Resumen de Device and strategy for surface energy measurement
In this Ph.D. Thesis, we have developed a new measurement method to measure the contact angle and the surface energy in hydrophobic samples with a device based on confocal technology. This new measurement method incorporates the correction of the effect of the roughness of the surface in the contact angle measurement.
The developed measurement method includes the measurement with the confocal device of the Developed Interfacial Area Ratio (Sdr) of the surface under study as well as several parameters of a liquid drop placed on the surface, such as the height and the apparent diameter of the drop. On the other hand, the developed measurement method also includes three mathematical models to calculate the contact angle from a combination of the height (h) and the apparent diameter (L) of the drop measured by the confocal device, and the volume of the dispensed drop (V) indicated by the liquid dispenser. We have verified the validity of each mathematical model by evaluating the introduced error in the calculation of the contact angle.
A validation study has also been performed by comparing the calculated contact angles by means of the developed mathematical model that uses exclusively the height and the apparent width of the drop measured with the confocal device with the contact angles measured by a current commercial contact angle meter applying the height-width fitting method. This allowed us to verify the developed measurement method to calculate contact angles on different hydrophobic samples.
Furthermore, we have corrected the effect of the surface roughness of a subset of hydrophobic samples on the calculated contact angles according to Wenzel’s model. Our method uses the Sdr parameter measured with the confocal device to calculate the roughness ratio factor required to correct the calculated contact angle with the effect of the roughness.

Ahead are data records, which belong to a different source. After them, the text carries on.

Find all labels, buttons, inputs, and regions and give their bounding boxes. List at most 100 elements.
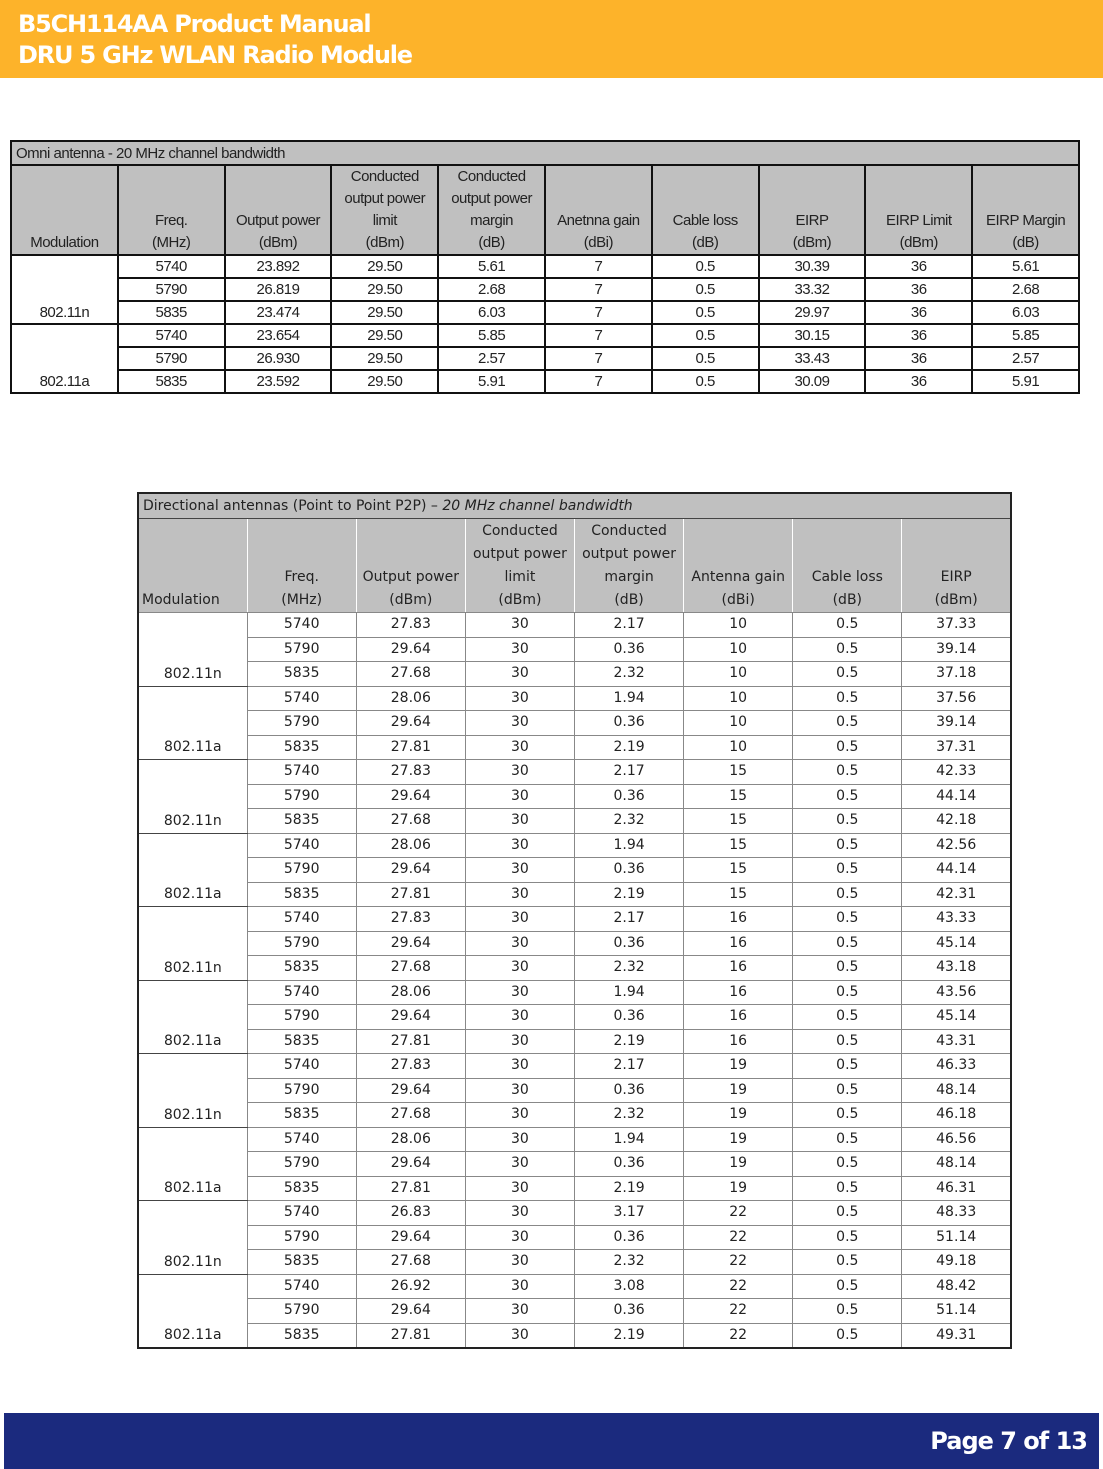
table-cell: 0.5	[650, 369, 760, 394]
table-cell: 27.81	[355, 734, 466, 760]
table-cell: 0.36	[573, 1224, 685, 1250]
table-cell: 0.5	[792, 1004, 903, 1030]
modulation-cell: 802.11n	[137, 759, 248, 834]
table-cell: 7	[543, 346, 653, 371]
table-cell: 15	[683, 808, 794, 834]
table-cell: 5790	[116, 277, 226, 302]
table-cell: 1.94	[573, 685, 685, 711]
table-cell: 15	[683, 881, 794, 907]
table-cell: 30	[464, 1053, 576, 1079]
table-cell: 26.83	[355, 1200, 466, 1226]
column-header: Anetnna gain (dBi)	[543, 164, 653, 256]
table-cell: 42.31	[901, 881, 1012, 907]
table-cell: 28.06	[355, 685, 466, 711]
table-cell: 37.33	[901, 612, 1012, 638]
modulation-cell: 802.11a	[137, 685, 248, 760]
table-cell: 0.5	[792, 1322, 903, 1349]
table-cell: 30	[464, 759, 576, 785]
column-header: Conducted output power margin (dB)	[573, 518, 685, 613]
table-cell: 5835	[246, 661, 357, 687]
table-cell: 0.36	[573, 1077, 685, 1103]
table-cell: 5.85	[437, 323, 546, 348]
table-cell: 2.68	[971, 277, 1080, 302]
table-cell: 22	[683, 1249, 794, 1275]
table-cell: 39.14	[901, 636, 1012, 662]
table-cell: 5740	[246, 1053, 357, 1079]
table-cell: 0.5	[792, 1249, 903, 1275]
table-row: 5790 29.64 30 0.36 19 0.5 48.14	[138, 1151, 1012, 1177]
table-row: 5835 27.68 30 2.32 16 0.5 43.18	[138, 955, 1012, 981]
table-cell: 0.5	[792, 955, 903, 981]
title-text: Directional antennas (Point to Point P2P…	[143, 497, 443, 514]
column-header-line: (dBm)	[258, 234, 298, 251]
column-header: EIRP (dBm)	[901, 518, 1012, 613]
page-footer: Page 7 of 13	[4, 1413, 1099, 1469]
table-cell: 2.17	[573, 1053, 685, 1079]
column-header-line: Modulation	[30, 234, 99, 251]
table-cell: 44.14	[901, 857, 1012, 883]
table-cell: 48.14	[901, 1077, 1012, 1103]
page-number: Page 7 of 13	[930, 1427, 1088, 1455]
column-header-line: (dBm)	[365, 234, 405, 251]
table-cell: 0.36	[573, 930, 685, 956]
table-cell: 5835	[246, 1028, 357, 1054]
table-cell: 5790	[246, 783, 357, 809]
table-cell: 0.5	[650, 300, 760, 325]
table-cell: 0.5	[792, 685, 903, 711]
table-cell: 30	[464, 1028, 576, 1054]
column-header-line: (dB)	[692, 234, 719, 251]
table-row: 802.11a 5740 26.92 30 3.08 22 0.5 48.42	[137, 1273, 1012, 1349]
column-header: Output power (dBm)	[355, 518, 466, 613]
table-cell: 29.64	[355, 1004, 466, 1030]
table-row: 802.11n 5740 27.83 30 2.17 16 0.5 43.33	[137, 906, 1012, 981]
table-cell: 0.5	[792, 710, 903, 736]
table-cell: 30	[464, 1004, 576, 1030]
column-header-line: output power	[472, 546, 567, 562]
table-row: 5790 26.819 29.50 2.68 7 0.5 33.32 36 2.68	[11, 277, 1080, 302]
table-cell: 48.42	[901, 1273, 1012, 1299]
table-cell: 0.5	[792, 1273, 903, 1299]
table-row: 5790 29.64 30 0.36 22 0.5 51.14	[138, 1298, 1012, 1324]
table-row: 5835 27.81 30 2.19 22 0.5 49.31	[138, 1322, 1012, 1349]
table-cell: 1.94	[573, 979, 685, 1005]
table-title: Directional antennas (Point to Point P2P…	[137, 492, 1012, 519]
modulation-cell: 802.11a	[10, 323, 119, 394]
table-cell: 27.68	[355, 808, 466, 834]
table-cell: 7	[543, 300, 653, 325]
column-header-line: Anetnna gain	[557, 212, 640, 229]
table-row: 802.11a 5740 23.654 29.50 5.85 7 0.5 30.15 36 5.8…	[10, 323, 1080, 394]
table-cell: 1.94	[573, 1126, 685, 1152]
table-cell: 5835	[246, 808, 357, 834]
table-cell: 46.31	[901, 1175, 1012, 1201]
table-cell: 28.06	[355, 1126, 466, 1152]
table-cell: 51.14	[901, 1224, 1012, 1250]
table-cell: 29.64	[355, 1151, 466, 1177]
table-row: 802.11n 5740 23.892 29.50 5.61 7 0.5 30.39 36 5.6…	[10, 254, 1080, 325]
table-cell: 0.5	[650, 277, 760, 302]
table-cell: 27.81	[355, 1175, 466, 1201]
table-cell: 27.81	[355, 1322, 466, 1349]
column-header-line: (dB)	[614, 592, 644, 608]
column-header-line: Output power	[362, 569, 459, 585]
table-cell: 0.5	[792, 930, 903, 956]
column-header: Freq. (MHz)	[116, 164, 226, 256]
table-cell: 0.5	[650, 346, 760, 371]
column-header-line: (dB)	[1012, 234, 1039, 251]
table-cell: 0.5	[792, 1028, 903, 1054]
table-cell: 30	[464, 1151, 576, 1177]
table-cell: 48.14	[901, 1151, 1012, 1177]
table-cell: 0.5	[792, 1077, 903, 1103]
table-cell: 27.68	[355, 1102, 466, 1128]
column-header-line: Conducted	[482, 523, 558, 539]
table-cell: 22	[683, 1273, 794, 1299]
table-cell: 2.32	[573, 661, 685, 687]
table-cell: 5790	[246, 1298, 357, 1324]
table-cell: 5790	[246, 857, 357, 883]
table-row: 5835 27.81 30 2.19 10 0.5 37.31	[138, 734, 1012, 760]
table-cell: 2.19	[573, 1028, 685, 1054]
table-cell: 5790	[246, 1151, 357, 1177]
table-cell: 30	[464, 832, 576, 858]
table-cell: 5835	[246, 734, 357, 760]
table-cell: 37.31	[901, 734, 1012, 760]
table-cell: 29.64	[355, 783, 466, 809]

Finally, by doing the measurement with water and diiodomethane, we have evaluated the total surface energy as well as its dispersive and polar components according to OWRK’s method from the previously corrected contact angles, obtaining accurate surface energy values.
Therefore, we can conclude that the work reported in this Ph.D. Thesis has been able to demonstrate the validity of the developed measurement methodology for evaluating the contact angle and the surface energy on hydrophobic samples with a confocal device. The advantage of this new technique is that it allows to take into account and correct the effect of the roughness in the evaluation of the surface energy, using a single device.